Indonesian soldiers at a Jakarta air base standing beside the coffins of 13 of their comrades who were killed in a helicopter crash last week.
Indonesian soldiers at a Jakarta air base standing beside the coffins of 13 of their comrades who were killed in a helicopter crash last week.PHOTO: EUROPEAN PRESSPHOTO AGENCY

Special designation cuts Santoso's access to US assets, opens way for US law enforcement

WASHINGTON • The United States has slapped a special terrorist designation on Indonesia's most high-profile backer of the Islamic State in Iraq and Syria (ISIS) terrorist group, blocking any US assets he might have.

The designation also means he is banned from dealings with Americans, opening the way for US law enforcement action against him.

The US State Department said Santoso, a militant in Poso in central Sulawesi who has been on the run for more than three years, had been added to its list of Specially Designated Global Terrorists, or SDGT. Santoso's real name is Abu Wardah.

"As a result of this designation, all property subject to US jurisdiction in which Santoso has any interest is blocked and US persons are generally prohibited from engaging in any transactions with Santoso," the department said in a statement on Tuesday, as reported by Reuters.

It said Santoso was the leader of the Mujahidin Indonesia Timur (MIT), or East Indonesia Mujahidin, a group already on the State Department's SDGT list, that had been responsible for numerous killings and kidnappings in Indonesia over the past few years.

"Today's action notifies the US public and the international community that Santoso is actively engaged in terrorism," the department said.

It said the SDGT designation enabled "coordinated action across the US government and with our international partners to disrupt the activities of terrorists, including by denying them access to the US financial system and enabling US law enforcement actions".

Indonesia's elite commandos along with some 2,000 policemen and soldiers have been involved in the past few weeks in an intense search for Santoso and his MIT men in the jungles of Poso.

He is believed by the Indonesian government to be responsible for several attacks on the police in Central Sulawesi since 2011. MIT members are also believed to be responsible for a bomb that was discovered recently by police in Poso.

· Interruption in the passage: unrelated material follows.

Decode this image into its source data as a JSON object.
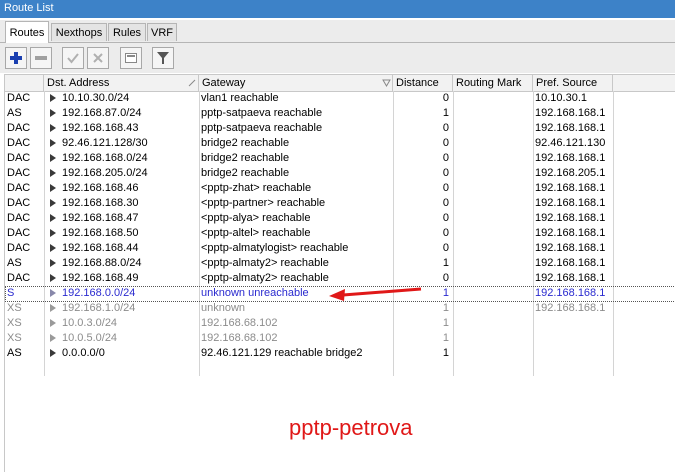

Meanwhile, at Halim Perdanakusuma Air Base in east Jakarta on Tuesday, President Joko Widodo honoured 13 soldiers killed during the mission to nab Santoso.

The soldiers died in a helicopter crash in Poso last week.

Mr Joko, along with First Lady Iriana, offered condolences to families of the victims.

The joint operation, called Operation Tinombala, has been extended until May, as Poso's mountainous and forested terrain has hampered the hunt, the Jakarta Post reported yesterday.